Detection and recovery playbook
Section titled “Detection and recovery playbook”You cannot rely on noticing divergence by accident. Build detection in, because the failure mode is silence.
- Validate on load. Append a checksum/hash to every snapshot and verify it in
loadSnapshot. A failed check turns a silent corruption into a loud, recoverable one. - Compare across nodes. Periodically hash the in-memory state on every node and compare. Catch divergence in hours, not during a failover.
- Inspect with ClusterTool. For snapshot corruption, use ClusterTool to inspect the recording-log, invalidate the corrupt snapshot, and let the node fall back to an older snapshot plus longer log replay.

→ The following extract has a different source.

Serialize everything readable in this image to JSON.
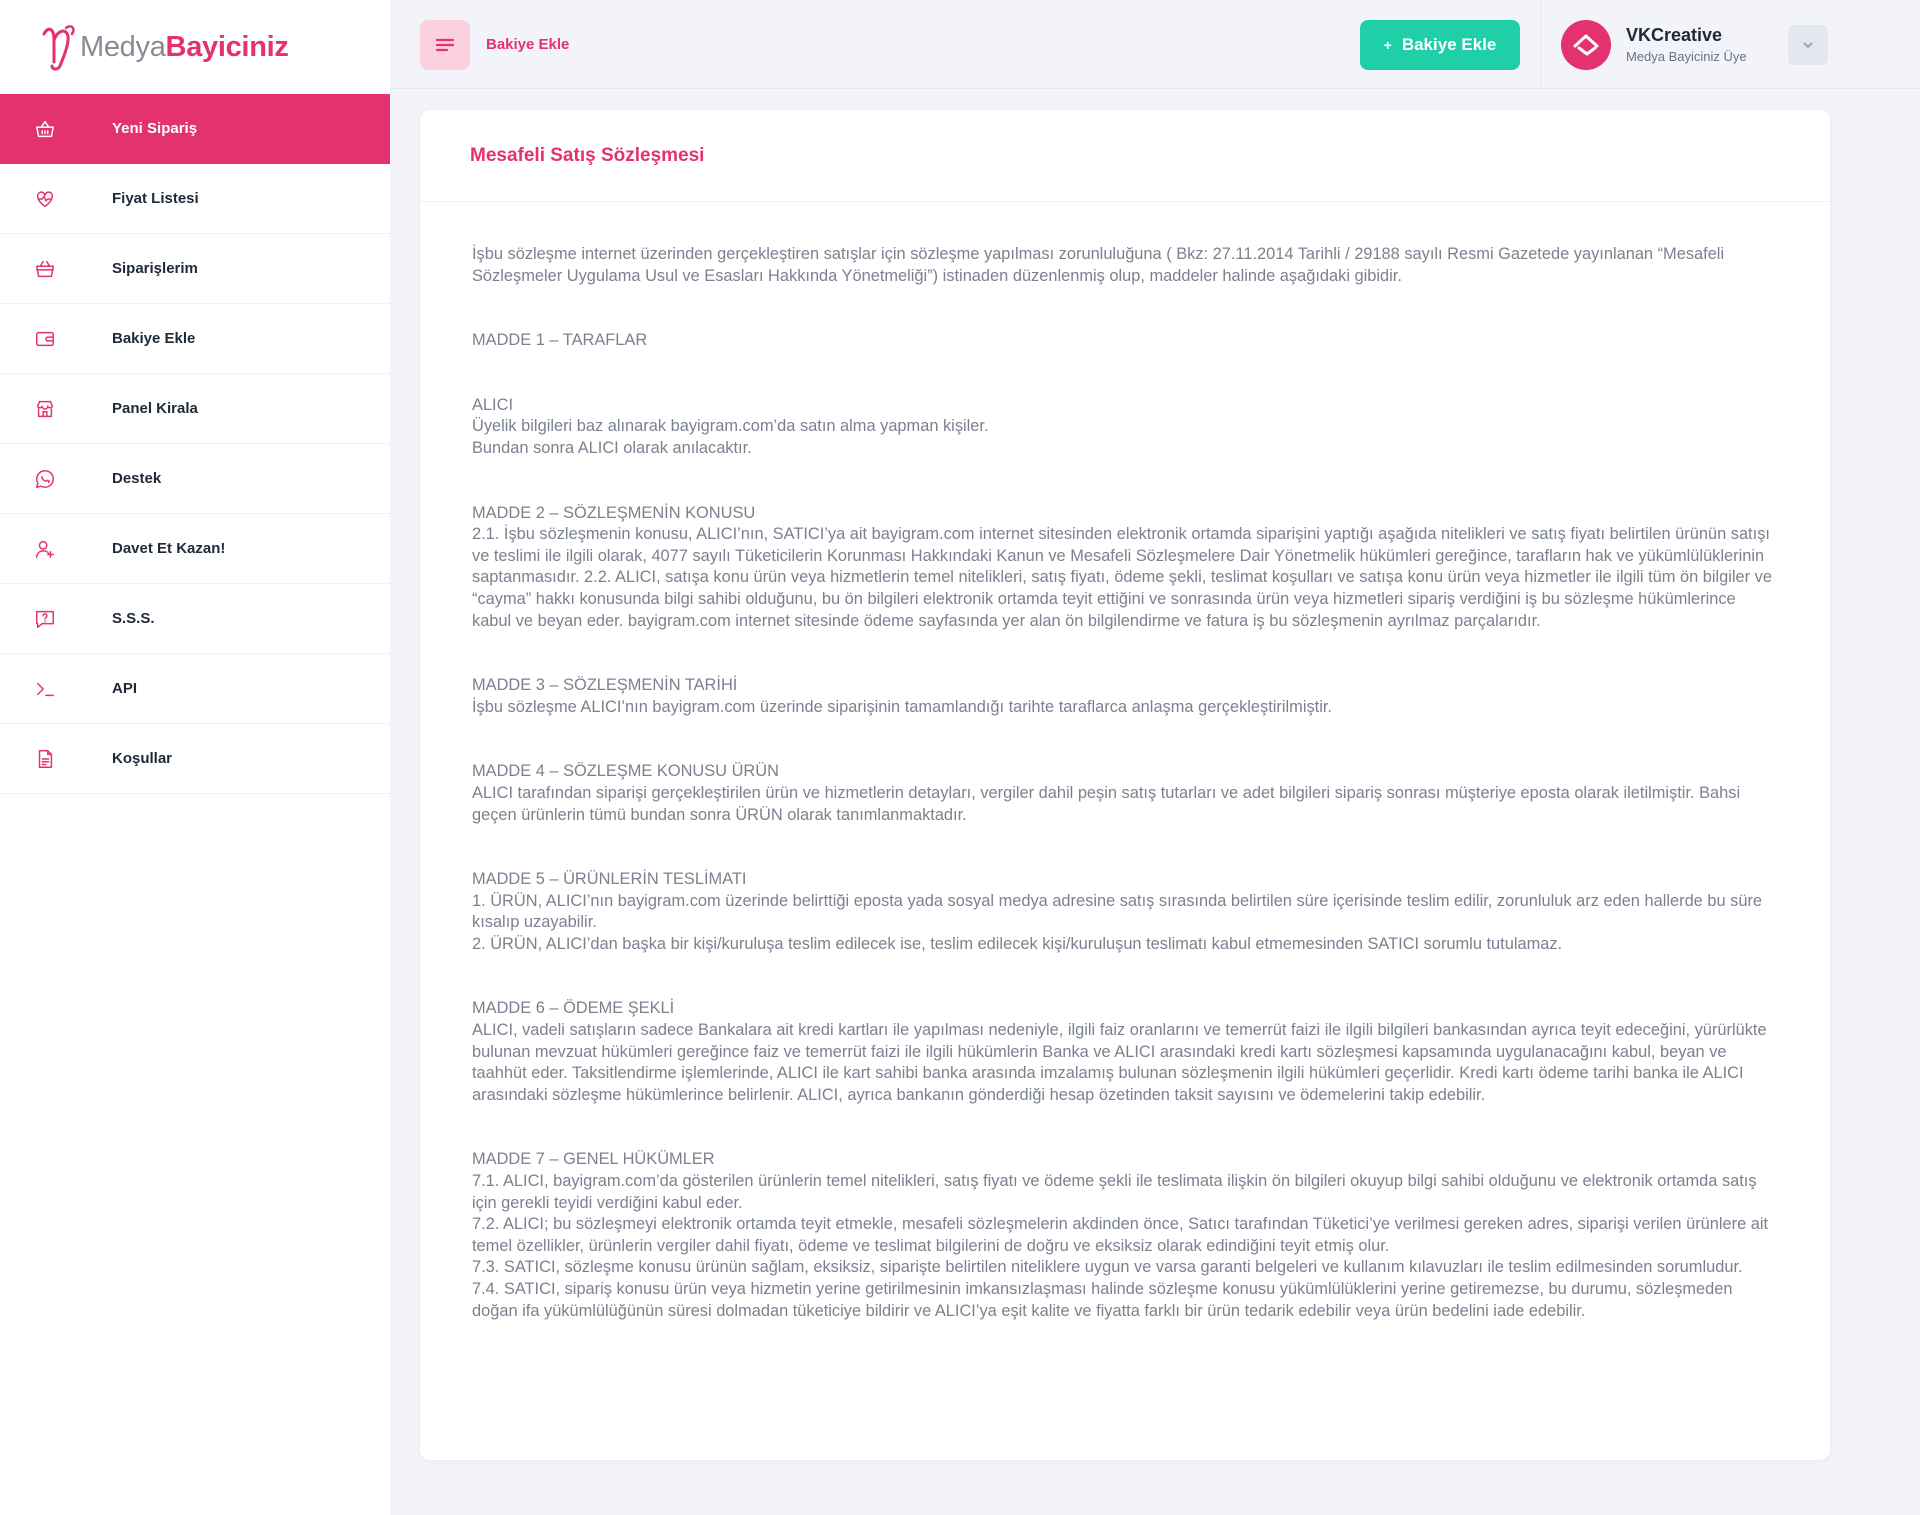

- Rebuild from a healthy peer. When a snapshot is missing and the log is truncated, restore from external backup or from another node; if neither is available, rebuild the node from a healthy peer.

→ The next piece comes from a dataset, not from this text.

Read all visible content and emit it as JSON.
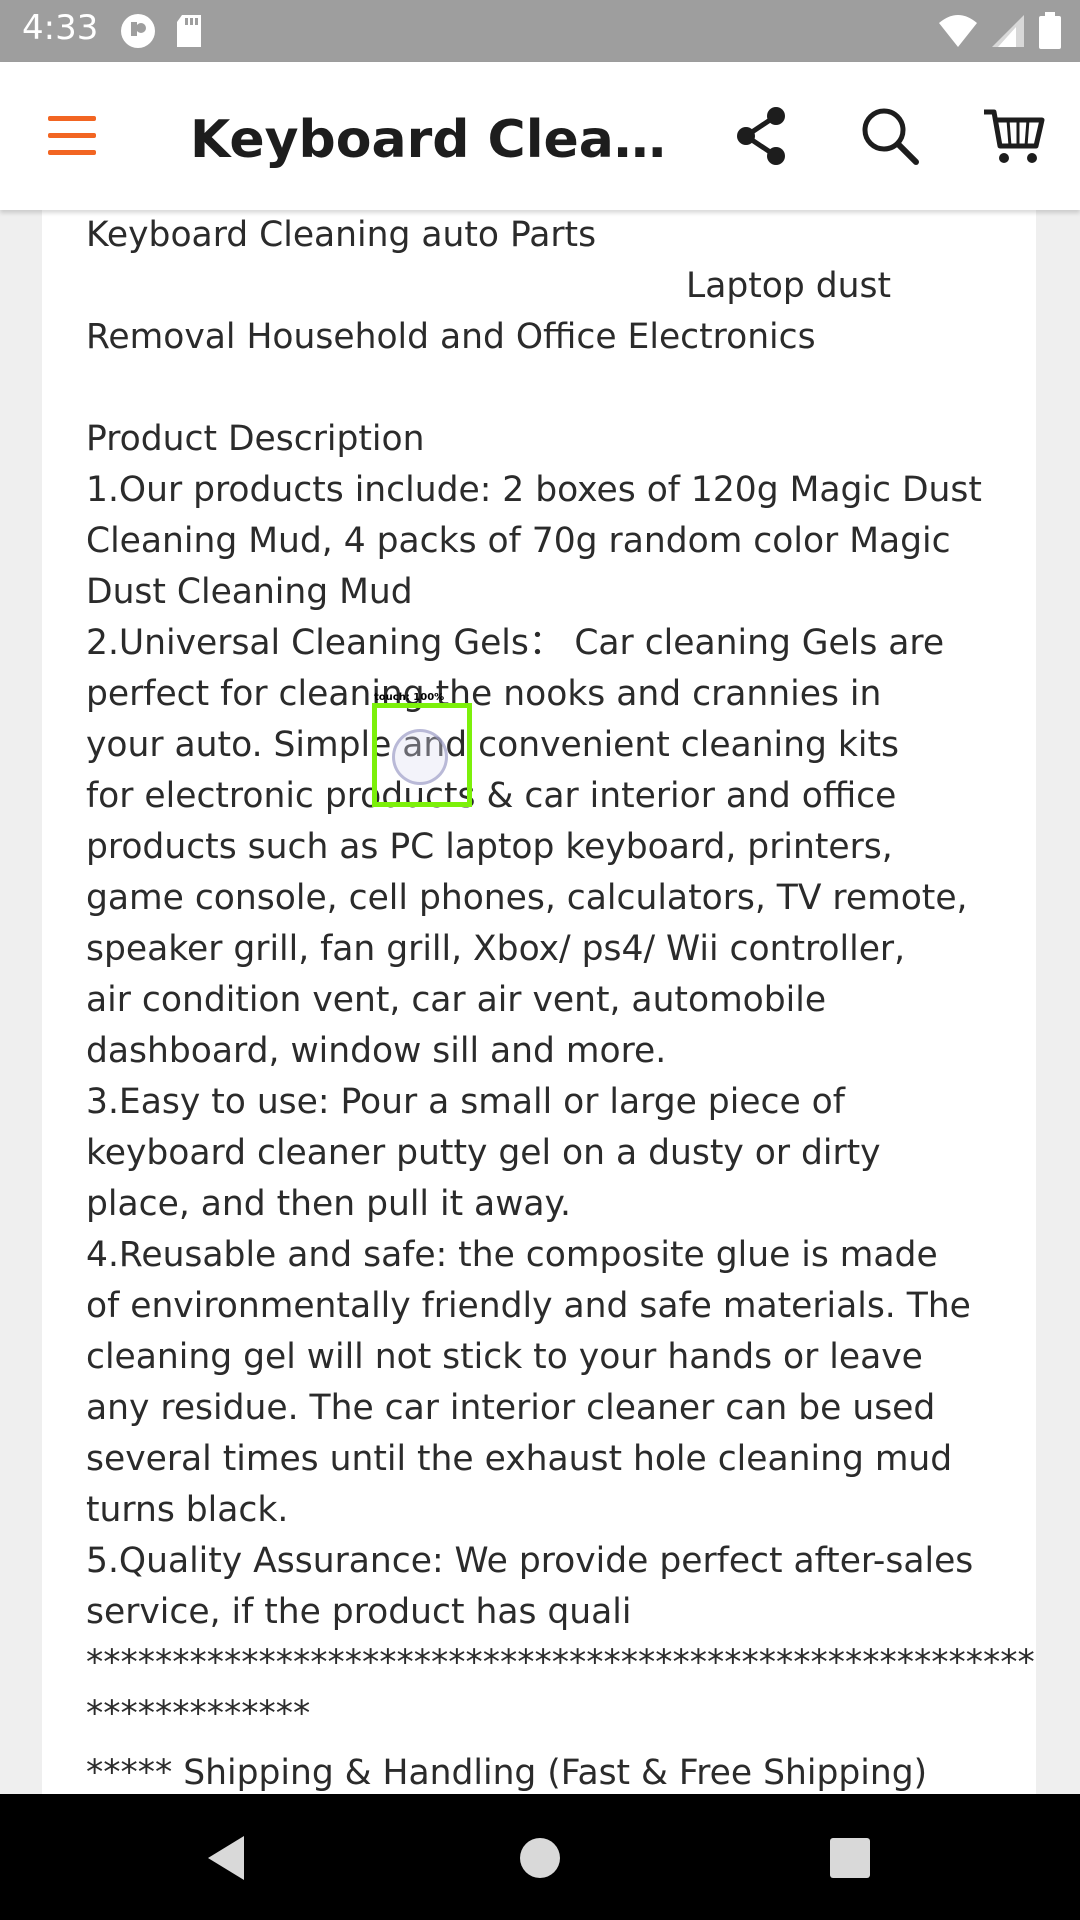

- Version before you upgrade. Take a snapshot before a rolling upgrade, implement snapshot versioning and migration logic, and ensure backward compatibility so a node never fails to start on a version mismatch.
How these failures move your numbers
Section titled “How these failures move your numbers”These bugs do not show up as a latency regression — that is what makes them dangerous. They cost you in two places instead.
- p99 / recovery time — Snapshot corruption forces a fallback to an older snapshot plus a longer log replay. That replay is what stretches your recovery window when a node restarts, even though steady-state p50/p99 looked perfect right up until the incident.
- Correctness, not latency — Determinism violations and silent snapshot inconsistencies do not touch p50, p99, or throughput at all while the cluster runs. They are pure correctness failures. The cost lands as wrong state surfacing at failover — the single worst moment to discover it.
In short: the loud snapshot failures tax your recovery time; the silent ones tax your trust. Build the checksums and cross-node hash comparisons now, so the silent failures become loud ones you can actually fix.